TITLE 24. TRANSPORTATION AND MOTOR VEHICLES
DEPARTMENT OF TRANSPORTATION
Final Regulation
 
 
 
 REGISTRAR'S NOTICE: The
 Department of Transportation is claiming an exemption from Article 2 of the
 Administrative Process Act in accordance with § 2.2-4006 A 2, which
 excludes regulations that establish or prescribe agency organization, internal
 practice or procedures, including delegations of authority. The Department of
 Transportation will receive, consider, and respond to petitions by any
 interested person at any time with respect to reconsideration or revision.
 
  
 
 Title of Regulation: 24VAC30-17. Solicitation and Use
 of VDOT Buildings and Grounds for Nonwork Purposes (repealing 24VAC30-17-10 through
 24VAC30-17-90). 
 
 Statutory Authority: § 33.2-210 of the Code of Virginia.
 
 Effective Date: September 3, 2020. 
 
 Agency Contact: Jo Anne Maxwell, Director, Governance
 and Legislative Affairs, Department of Transportation, 1401 East Broad Street,
 Richmond, VA 23219, telephone (804) 786-1830, or email joanne.maxwell@vdot.virginia.gov.
 
 Summary:
 
 Based on a periodic review of 24VAC30-17, this action
 repeals Solicitation and Use of VDOT Buildings and Grounds for Nonwork Purposes
 (24VAC30-17), regarding criteria and procedures the Virginia Department of
 Transportation (VDOT) follows in granting access to and use of VDOT facilities
 for purposes other than transacting official state business. This policy
 generally applies to the central office, district offices, and residencies that
 have dedicated space for meetings.
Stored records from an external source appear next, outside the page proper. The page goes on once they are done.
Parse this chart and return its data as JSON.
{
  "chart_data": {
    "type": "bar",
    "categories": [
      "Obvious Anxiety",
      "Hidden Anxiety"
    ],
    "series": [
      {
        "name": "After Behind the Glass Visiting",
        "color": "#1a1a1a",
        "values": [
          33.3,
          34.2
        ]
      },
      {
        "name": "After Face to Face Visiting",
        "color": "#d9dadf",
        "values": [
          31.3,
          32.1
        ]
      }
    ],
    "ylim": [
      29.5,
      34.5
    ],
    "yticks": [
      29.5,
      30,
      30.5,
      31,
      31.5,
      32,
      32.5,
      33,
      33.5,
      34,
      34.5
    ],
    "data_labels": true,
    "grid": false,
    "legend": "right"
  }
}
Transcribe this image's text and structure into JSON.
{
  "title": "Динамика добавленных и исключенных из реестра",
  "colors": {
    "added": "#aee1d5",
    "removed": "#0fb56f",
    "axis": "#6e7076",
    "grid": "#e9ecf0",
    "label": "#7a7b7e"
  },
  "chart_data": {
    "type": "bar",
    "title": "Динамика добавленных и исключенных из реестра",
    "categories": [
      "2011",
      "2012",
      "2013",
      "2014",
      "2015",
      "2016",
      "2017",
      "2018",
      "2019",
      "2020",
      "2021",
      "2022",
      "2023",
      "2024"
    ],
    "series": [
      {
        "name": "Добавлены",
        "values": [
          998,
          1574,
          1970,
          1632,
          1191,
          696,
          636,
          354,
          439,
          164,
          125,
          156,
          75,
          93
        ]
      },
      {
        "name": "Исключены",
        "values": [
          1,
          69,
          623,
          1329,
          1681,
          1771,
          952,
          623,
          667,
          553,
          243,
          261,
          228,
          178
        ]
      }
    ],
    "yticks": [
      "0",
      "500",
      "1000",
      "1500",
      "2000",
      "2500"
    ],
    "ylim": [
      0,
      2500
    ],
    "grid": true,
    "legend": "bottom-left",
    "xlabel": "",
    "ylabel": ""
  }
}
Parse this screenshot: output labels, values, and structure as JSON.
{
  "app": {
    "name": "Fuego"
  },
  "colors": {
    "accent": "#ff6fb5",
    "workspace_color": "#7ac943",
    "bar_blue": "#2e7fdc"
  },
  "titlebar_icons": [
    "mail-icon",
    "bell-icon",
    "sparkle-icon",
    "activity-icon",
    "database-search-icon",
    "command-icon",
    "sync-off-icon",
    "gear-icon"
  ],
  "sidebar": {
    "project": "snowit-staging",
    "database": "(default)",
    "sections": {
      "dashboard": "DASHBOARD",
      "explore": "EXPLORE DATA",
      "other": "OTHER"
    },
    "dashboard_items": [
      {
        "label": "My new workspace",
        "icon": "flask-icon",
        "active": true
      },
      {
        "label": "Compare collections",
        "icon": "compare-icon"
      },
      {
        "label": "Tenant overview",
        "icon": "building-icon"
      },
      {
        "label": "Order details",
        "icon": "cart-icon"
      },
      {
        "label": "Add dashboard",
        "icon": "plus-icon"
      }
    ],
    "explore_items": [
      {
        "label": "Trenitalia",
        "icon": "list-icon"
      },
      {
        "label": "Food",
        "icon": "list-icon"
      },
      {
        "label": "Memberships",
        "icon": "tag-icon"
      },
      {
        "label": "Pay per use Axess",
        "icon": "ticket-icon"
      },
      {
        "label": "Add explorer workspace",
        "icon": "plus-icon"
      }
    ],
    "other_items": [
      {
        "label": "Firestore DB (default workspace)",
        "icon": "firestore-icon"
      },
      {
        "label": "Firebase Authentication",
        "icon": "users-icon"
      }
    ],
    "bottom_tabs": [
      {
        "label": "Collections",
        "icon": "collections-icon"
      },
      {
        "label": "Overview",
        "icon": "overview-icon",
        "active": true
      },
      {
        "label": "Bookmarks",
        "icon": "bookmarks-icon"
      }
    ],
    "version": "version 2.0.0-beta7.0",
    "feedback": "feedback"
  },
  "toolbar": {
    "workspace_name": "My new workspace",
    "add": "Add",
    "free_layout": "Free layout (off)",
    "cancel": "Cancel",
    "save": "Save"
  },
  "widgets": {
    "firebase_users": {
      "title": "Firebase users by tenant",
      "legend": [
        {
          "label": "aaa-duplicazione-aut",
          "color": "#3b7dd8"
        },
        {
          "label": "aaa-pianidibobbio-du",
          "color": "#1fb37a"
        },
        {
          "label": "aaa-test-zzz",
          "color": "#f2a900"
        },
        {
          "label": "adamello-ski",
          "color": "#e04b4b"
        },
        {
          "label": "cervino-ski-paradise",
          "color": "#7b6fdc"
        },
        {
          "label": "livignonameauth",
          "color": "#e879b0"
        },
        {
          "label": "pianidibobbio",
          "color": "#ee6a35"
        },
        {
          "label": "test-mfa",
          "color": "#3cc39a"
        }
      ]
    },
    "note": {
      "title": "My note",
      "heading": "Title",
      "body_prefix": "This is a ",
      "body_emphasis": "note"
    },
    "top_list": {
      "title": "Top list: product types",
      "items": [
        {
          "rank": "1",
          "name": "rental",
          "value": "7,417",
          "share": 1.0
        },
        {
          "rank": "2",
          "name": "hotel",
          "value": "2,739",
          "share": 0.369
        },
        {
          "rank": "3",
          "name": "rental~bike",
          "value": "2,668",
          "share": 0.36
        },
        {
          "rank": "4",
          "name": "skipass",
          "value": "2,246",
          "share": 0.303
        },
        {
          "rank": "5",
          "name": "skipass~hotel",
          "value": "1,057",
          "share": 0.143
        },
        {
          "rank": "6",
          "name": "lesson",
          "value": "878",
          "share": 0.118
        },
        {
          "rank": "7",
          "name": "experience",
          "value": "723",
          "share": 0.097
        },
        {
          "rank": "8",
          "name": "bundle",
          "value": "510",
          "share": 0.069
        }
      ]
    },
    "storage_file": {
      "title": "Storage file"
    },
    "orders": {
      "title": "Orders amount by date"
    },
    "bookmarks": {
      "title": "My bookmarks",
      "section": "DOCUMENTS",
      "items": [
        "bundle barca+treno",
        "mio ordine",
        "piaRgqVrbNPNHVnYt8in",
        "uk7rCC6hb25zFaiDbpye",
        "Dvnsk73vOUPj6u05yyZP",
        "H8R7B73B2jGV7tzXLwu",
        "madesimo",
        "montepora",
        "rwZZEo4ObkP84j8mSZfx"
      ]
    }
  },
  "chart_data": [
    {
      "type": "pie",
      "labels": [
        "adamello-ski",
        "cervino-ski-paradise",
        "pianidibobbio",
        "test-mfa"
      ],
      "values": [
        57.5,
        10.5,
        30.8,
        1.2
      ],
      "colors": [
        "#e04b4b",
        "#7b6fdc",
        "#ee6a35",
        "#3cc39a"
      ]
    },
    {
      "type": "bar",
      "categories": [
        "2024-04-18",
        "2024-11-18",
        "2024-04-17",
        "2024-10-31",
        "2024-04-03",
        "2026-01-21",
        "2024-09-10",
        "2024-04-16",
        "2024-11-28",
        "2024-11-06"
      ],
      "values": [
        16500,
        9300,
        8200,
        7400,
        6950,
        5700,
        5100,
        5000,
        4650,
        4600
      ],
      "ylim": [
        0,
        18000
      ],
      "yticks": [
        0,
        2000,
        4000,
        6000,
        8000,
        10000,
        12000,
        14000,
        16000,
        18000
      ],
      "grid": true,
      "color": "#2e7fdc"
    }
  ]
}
VDOT is repealing the regulation and
 retaining two sections as written internal agency policy.
 
 VA.R. Doc. No. R20-6436; Filed July 13, 2020, 12:04 p.m. 
TITLE 24. TRANSPORTATION AND MOTOR VEHICLES
DEPARTMENT OF TRANSPORTATION
COMMONWEALTH TRANSPORTATION BOARD
 
 Final Regulation
 
 
 
 REGISTRAR'S NOTICE: The
 Commonwealth Transportation Board is claiming an exemption from the
 Administrative Process Act in accordance with § 2.2-4002 B 11 of the Code
 of Virginia, which exempts regulations relating to traffic signs, markers, or
 control devices.
 
  
 
 Title of Regulation: 24VAC30-570. Procedures for Inclusion
 of Routes into the Non-Interstate Qualifying Network and Virginia Access
 Systems (repealing 24VAC30-570-10). 
 
 Statutory Authority: § 33.2-210 of the Code of Virginia.
 
 Effective Date: September 3, 2020. 
 
 Agency Contact: Jo Anne Maxwell, Director, Governance
 and Legislative Affairs, Department of Transportation, 1401 East Broad Street,
 Richmond, VA 23219, telephone (804) 786-1830, or email joanne.maxwell@vdot.virginia.gov.
 
 Summary:
 
 This action repeals 24VAC30-570 based on a periodic review.
 The existing regulation merely incorporates by reference the procedures for
 requesting the inclusion of routes in the network of highways for use by
 over-dimensional vehicles as designated by either the Commonwealth
 Transportation Board or the Commissioner of Highways. The procedures impose no
 legal burden on the public and can be maintained as a guidance document or
 internal policy after the regulation is repealed.
 
 VA.R. Doc. No. R20-6417; Filed July 13, 2020, 12:05 p.m.